DINHEIRO – Apesar disso, a pauta de exportação ainda está muito centrada em commodities. O Iraque tem condições de absorver itens mais nobres feitos no Brasil?
CHAYA –
Dinheiro não falta. A pauta limitada se deve ao desconhecimento, por parte dos importadores e do governo iraquiano, da capacidade da indústria brasileira. E a participação em eventos, como feiras e exposições, ajudam a ampliar a visibilidade dos produtos brasileiros naquele país. Mas devo ressaltar que mesmo timidamente já são vendidos artigos com maior grau de industrialização, como aparelhos de raio X, manômetros e transformadores.

DINHEIRO – Não seria o caso, então, de as empresas brasileiras montarem filiais no Iraque?
CHAYA –
Essa pode ser uma boa opção, já que as oportunidades, de fato, existem. O governo do Curdistão é um dos que estão dispostos a dar incentivos fiscais para atrair companhias de fora. Especialmente no setor de material de transportes (ônibus, caminhões, etc.), para o qual está sendo definido um pacote para viabilizar, por exemplo, a formação de joint-ventures com empresas locais. Creio que até o final deste mês teremos novidades a esse respeito.

DINHEIRO – E qual a vantagem de produzir localmente?
CHAYA –
A principal é a redução de custo fixo, com a eliminação do frete marítimo, e a possibilidade de cobrir todo o país. Além, é claro, de gerar uma empatia com os consumidores, que veriam essas marcas como indutoras do desenvolvimento do Iraque. Quem entra primeiro sempre tem mais chances de conquistar um mercado sedento de tudo.

DINHEIRO – Existe mão-de-obra especializada para dar conta de tarefas que exijam alto grau de especialização?
CHAYA –
Estou certo que sim. A taxa de analfabetismo do país é zero. O único legado da era Saddam Hussein foi a cultura. A educação era obrigatória e o governo bancava desde o ensino fundamental até a pós-graduação. Na construção civil, por exemplo, os engenheiros e os operários iraquianos são reconhecidos mundialmente.
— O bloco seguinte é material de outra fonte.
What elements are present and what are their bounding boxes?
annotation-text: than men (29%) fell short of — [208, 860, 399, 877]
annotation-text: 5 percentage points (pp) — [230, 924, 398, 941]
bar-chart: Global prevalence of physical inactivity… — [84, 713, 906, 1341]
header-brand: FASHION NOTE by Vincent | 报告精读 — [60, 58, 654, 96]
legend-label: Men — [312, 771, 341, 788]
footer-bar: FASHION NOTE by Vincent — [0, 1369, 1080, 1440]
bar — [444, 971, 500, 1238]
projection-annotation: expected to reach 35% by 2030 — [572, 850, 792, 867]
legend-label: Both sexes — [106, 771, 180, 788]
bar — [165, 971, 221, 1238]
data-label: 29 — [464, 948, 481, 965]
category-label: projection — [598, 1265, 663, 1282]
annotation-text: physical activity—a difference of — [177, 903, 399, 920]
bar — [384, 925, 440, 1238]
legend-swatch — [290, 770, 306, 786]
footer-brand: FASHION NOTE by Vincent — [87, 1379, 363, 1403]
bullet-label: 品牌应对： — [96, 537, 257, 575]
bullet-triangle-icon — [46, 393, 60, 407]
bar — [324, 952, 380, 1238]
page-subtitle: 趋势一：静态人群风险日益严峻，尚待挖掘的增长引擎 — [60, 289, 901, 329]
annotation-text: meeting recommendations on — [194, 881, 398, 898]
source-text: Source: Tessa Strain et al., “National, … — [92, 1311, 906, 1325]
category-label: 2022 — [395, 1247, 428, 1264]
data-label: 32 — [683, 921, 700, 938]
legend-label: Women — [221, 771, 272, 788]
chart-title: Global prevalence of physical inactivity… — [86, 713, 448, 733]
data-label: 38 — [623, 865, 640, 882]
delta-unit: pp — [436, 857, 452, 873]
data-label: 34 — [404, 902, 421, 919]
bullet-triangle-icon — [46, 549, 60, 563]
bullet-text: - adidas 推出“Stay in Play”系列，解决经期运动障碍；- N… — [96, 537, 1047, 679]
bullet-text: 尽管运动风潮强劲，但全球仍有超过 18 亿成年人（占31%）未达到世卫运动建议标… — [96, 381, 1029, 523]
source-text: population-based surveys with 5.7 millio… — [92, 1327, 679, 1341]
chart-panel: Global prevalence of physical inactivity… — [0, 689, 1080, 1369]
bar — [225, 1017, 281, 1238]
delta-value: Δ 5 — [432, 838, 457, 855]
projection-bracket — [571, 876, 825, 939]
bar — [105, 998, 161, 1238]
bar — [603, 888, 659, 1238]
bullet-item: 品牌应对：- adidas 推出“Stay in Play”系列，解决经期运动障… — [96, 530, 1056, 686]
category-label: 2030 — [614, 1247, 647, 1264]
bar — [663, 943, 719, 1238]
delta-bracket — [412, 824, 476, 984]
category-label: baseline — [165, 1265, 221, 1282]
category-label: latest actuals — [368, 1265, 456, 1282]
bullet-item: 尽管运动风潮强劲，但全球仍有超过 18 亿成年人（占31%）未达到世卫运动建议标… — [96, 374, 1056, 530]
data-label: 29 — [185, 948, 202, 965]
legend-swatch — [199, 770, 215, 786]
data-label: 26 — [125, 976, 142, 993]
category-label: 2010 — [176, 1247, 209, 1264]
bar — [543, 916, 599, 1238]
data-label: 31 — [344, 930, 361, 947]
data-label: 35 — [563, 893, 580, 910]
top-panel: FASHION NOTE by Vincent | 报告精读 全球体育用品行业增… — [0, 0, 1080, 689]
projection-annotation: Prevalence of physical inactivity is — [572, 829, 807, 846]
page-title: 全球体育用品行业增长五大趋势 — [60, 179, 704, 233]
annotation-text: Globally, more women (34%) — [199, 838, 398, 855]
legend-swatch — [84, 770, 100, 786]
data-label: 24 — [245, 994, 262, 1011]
DINHEIRO – Além do Curdistão, alguma outra região do Iraque apresenta potencial semelhante?
CHAYA –
As perspectivas são boas também no sul do país. Em Najaf está sendo erguido o maior aeroporto do Oriente Médio. O objetivo é criar uma estrutura para dar suporte ao turismo religioso da segunda mais importante cidade sagrada para os muçulmanos. A primeira é Meca (Arábia Saudita). Os peregrinos representam um fantástico contingente de consumidores.

DINHEIRO – Pode-se dizer que as relações diplomáticas entre o Brasil e o Iraque são harmônicas?
CHAYA –
Com certeza. O povo iraquiano sempre elogiou a neutralidade dos brasileiros nos conflitos vividos por aquele país. A “marca Brasil”, seja pelo futebol, seja pelos produtos que o País já exporta para lá, sempre foi muito bem vista pela população.

DINHEIRO – E qual o balanço da atuação da Câmara de Comércio e Indústria Brasil Iraque?
CHAYA –
Nos últimos três anos já promovemos a vinda de seis missões comerciais iraquianas ao Brasil. Também montamos uma feira comercial em Amã (Jordânia), em setembro de 2005, que reuniu 47 expositores brasileiros e recebeu 1,8 mil visitantes. A Jordânia é um país-chave quando o assunto é o Iraque, porque ele concentra cerca de três milhões de expatriados iraquianos, muitos dos quais são empresários. Foram eles que abasteceram o Iraque durante os anos de embargo econômico e hoje continuam a ter um peso importante nas vendas ao Iraque.